With more than 2 million Americans suffering from an opioid use disorder and the escalating rate of deaths from opioid overdoses reaching about 130 per day, efforts to date have had little impact in curbing this crisis across the country.
As a result, a committee of the National Academies of Sciences, Engineering and Medicine released on March 20 a list of conclusions to deploy the use of life-saving, evidence-based medications with maximum effect.
“This is an outstanding committee that was both scientifically diligent and efficient with addressing America’s opioid epidemic,” said David Patterson Silver Wolf, associate professor at the Brown School at Washington University in St. Louis and part of the committee that wrote the consensus study report.
“The committee’s final report and the conclusions generated must be acted on by all concerned, from our federal agencies down to every system where an individual suffering from an opioid use disorder might enter,” he said.
The committee’s statement of task was to support the dissemination of accurate, patient-focused information about treatments for addiction, and to help provide scientific solutions to the current opioid crisis.
People who suffer from an opioid use disorder (OUD), which is caused by the prolonged use of prescription opioids and/or heroin, are at a 20-fold greater risk of early death due to overdose, untreated infectious diseases, trauma and suicide.
The committee found that OUD is a chronic brain disease resulting from persistent opioid use on brain structures and functioning. The altered brain can be treated with life-saving, FDA-approved medications.
These medications — methadone, buprenorphine, and extended-release naltrexone — are not available to most of the people who need them. By alleviating withdrawal symptoms and/or reducing opioid cravings, the medications help individuals to restore their functionality and save lives, Patterson Silver Wolf said.
The committee’s report indicated: “Curbing the epidemic will require an ‘all hands on deck’ strategy across every sector — health care, criminal justice and beyond — because no sector alone will be able to resolve the crisis. Making access to medications much broader and more equitable is a high priority for making meaningful progress in saving lives of those with OUD.”
The committee developed seven conclusions:
- Opioid use disorder is a treatable chronic brain disease.
- FDA-approved medications to treat opioid use disorder are effective and save lives.
- Long-term retention on medications to treat opioid use disorder is associated with improved outcomes.

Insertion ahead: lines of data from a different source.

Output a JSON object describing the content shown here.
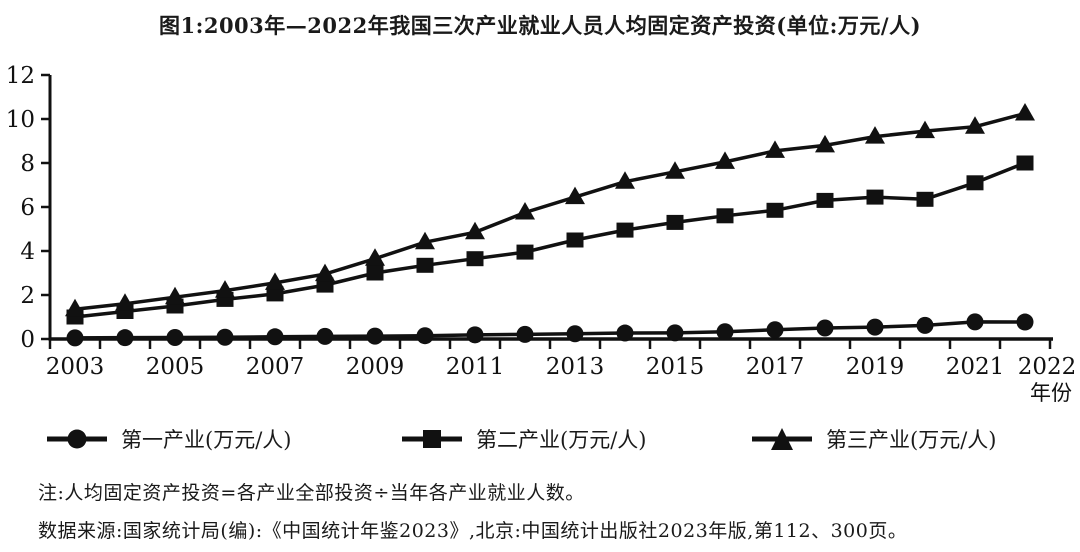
{
  "title": "图1:2003年—2022年我国三次产业就业人员人均固定资产投资(单位:万元/人)",
  "chart_data": {
    "type": "line",
    "title": "图1:2003年—2022年我国三次产业就业人员人均固定资产投资(单位:万元/人)",
    "xlabel": "年份",
    "ylabel": "",
    "x": [
      2003,
      2004,
      2005,
      2006,
      2007,
      2008,
      2009,
      2010,
      2011,
      2012,
      2013,
      2014,
      2015,
      2016,
      2017,
      2018,
      2019,
      2020,
      2021,
      2022
    ],
    "x_tick_labels": [
      "2003",
      "2005",
      "2007",
      "2009",
      "2011",
      "2013",
      "2015",
      "2017",
      "2019",
      "2021",
      "2022"
    ],
    "y_ticks": [
      0,
      2,
      4,
      6,
      8,
      10,
      12
    ],
    "ylim": [
      0,
      12
    ],
    "grid": false,
    "legend_position": "bottom",
    "line_color": "#111111",
    "series": [
      {
        "name": "第一产业(万元/人)",
        "marker": "circle",
        "values": [
          0.05,
          0.06,
          0.07,
          0.08,
          0.1,
          0.12,
          0.13,
          0.15,
          0.19,
          0.21,
          0.24,
          0.27,
          0.28,
          0.33,
          0.42,
          0.5,
          0.54,
          0.62,
          0.78,
          0.77
        ]
      },
      {
        "name": "第二产业(万元/人)",
        "marker": "square",
        "values": [
          1.0,
          1.25,
          1.5,
          1.8,
          2.05,
          2.45,
          3.0,
          3.35,
          3.65,
          3.95,
          4.5,
          4.95,
          5.3,
          5.6,
          5.85,
          6.3,
          6.45,
          6.35,
          7.1,
          8.0
        ]
      },
      {
        "name": "第三产业(万元/人)",
        "marker": "triangle",
        "values": [
          1.35,
          1.6,
          1.9,
          2.2,
          2.55,
          2.95,
          3.65,
          4.4,
          4.85,
          5.75,
          6.45,
          7.15,
          7.6,
          8.05,
          8.55,
          8.8,
          9.2,
          9.45,
          9.65,
          10.25
        ]
      }
    ]
  },
  "legend": {
    "items": [
      {
        "label": "第一产业(万元/人)",
        "marker": "circle"
      },
      {
        "label": "第二产业(万元/人)",
        "marker": "square"
      },
      {
        "label": "第三产业(万元/人)",
        "marker": "triangle"
      }
    ]
  },
  "notes": {
    "note": "注:人均固定资产投资=各产业全部投资÷当年各产业就业人数。",
    "source": "数据来源:国家统计局(编):《中国统计年鉴2023》,北京:中国统计出版社2023年版,第112、300页。"
  }
}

- A lack of availability of behavioral interventions is not a sufficient justification to withhold medications to treat opioid use disorder.
- Most people who could benefit from medication-based treatment for opioid use disorder do not receive it, and access is inequitable across subgroups of the population.
- Withholding or failing to have available all classes of FDA-approved medication for the treatment of opioid use disorder in any care or criminal justice setting is denying appropriate medical treatment.
- Confronting the major barriers to the use of medications to treat opioid use disorder is critical to addressing the opioid crisis.
Patterson Silver Wolf is the chief research officer at the CAPA Clinic, a new partnership between the Brown School and Preferred Family Healthcare, a substance use disorder treatment program in St. Louis.
“It is our intention to follow the committee’s conclusions, along with leveraging the latest science and technologies,” he said.
“This is my 30th year of sustained recovery from alcohol and drugs,” he said. “The stigma associated with addiction and the lack of science-based practices has not changed much since I entered treatment in 1989. I hope this committee’s report, along with new technology tools, will be the mechanisms that finally begins to change our treatment industry.”